While on a visit to Karachi last week, President Pervez Musharraf once again reassured citizens that a mass transit system would be developed to ease the city's chronic transport problems. Disclosing the details of the project, he said that a magnetic train system would be built in 18 months' time linking Keamari port with Sohrab Goth, a distance of just over 16 kilometres. He was probably referring to the corridor one of the Karachi mass transit project, first planned in 1977, which originally entailed a 13km urban transit system from Tower to Sohrab Goth.

In the many years since then successive governments have time and again paid lip service to getting work started on the construction of the system. The addition now of three odd kilometres to the original plan, as promised by the president, will be seen by many sceptic commuters as yet another promise - that is, unless they see actual development taking place on the ground. In the past, too, deadlines for developing mass transit systems in Karachi and Lahore have come and gone without any result. Few cities in the region matching the size of Pakistan's largest urban centres are without an integrated urban transit system.

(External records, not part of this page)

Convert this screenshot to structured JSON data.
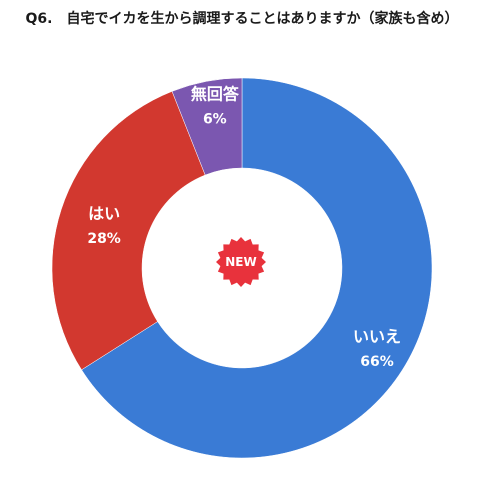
{
  "chart_data": {
    "type": "pie",
    "title": "Q6.　自宅でイカを生から調理することはありますか（家族も含め）",
    "categories": [
      "いいえ",
      "はい",
      "無回答"
    ],
    "values": [
      66,
      28,
      6
    ],
    "value_labels": [
      "66%",
      "28%",
      "6%"
    ],
    "colors": [
      "#3a7bd5",
      "#d2382f",
      "#7b57b0"
    ],
    "donut": true,
    "legend": "none"
  },
  "badge": {
    "text": "NEW",
    "color": "#e8323c"
  }
}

While the Lahore project was scrapped after foreign consultants and donors backed out of funding it following the May 1998 nuclear tests, the Karachi plan has been on the drawing board all along. International financial institutions and a number of foreign countries that pledged to finance the project have waited all this time for the government to give a go-ahead to the project. The official apathy to commuters' transport problems can be gauged from the fact that even the more doable Karachi Circular Railway has remained suspended since December 1999.

There is now some hope that the 97km-long system will soon be revived, even if in phases, by the Pakistan Railway. But for it to really make a difference to the chaotic transport situation in the city, it will have to be linked up with adjoining residential and commercial areas through an efficient feeder bus service. This is where the city authorities come in.

The city district government must ensure that the needed feeder service is developed to maximize the benefit of the KCR. One of the reasons why the PR suspended the circular railway five years ago was lack of commuters. This was due mainly to the absence of an integrated bus service that could shuttle travellers back and forth between KCR stations and their homes and places of work.

Over the past three decades there has been a rush of rural migrants to our big cities. As a result, cities have swelled, putting a strain on their infrastructure, public transport being among the worst hit. The trend is likely to continue unless job opportunities are created in the rural hinterland. Meanwhile, overgrown cities cannot be left to their fate. It is high time the government evolved a national urban planning strategy. Because of their sheer size and continuing influx of rural migration, Karachi and Lahore in particular present a chaotic picture today.

While the situation in these two cities calls for urgent redress, the government would do well to plan ahead for the growing needs of emerging big cities, such as Islamabad, Peshawar, Quetta, etc. If the first phase of the Karachi mass transit project could get off the ground within the promised timeframe of 18 months, it could give impetus to similar projects in other cities too. But before that happens, many a hapless commuter of this mega-city will be waiting anxiously for the revival of the KCR.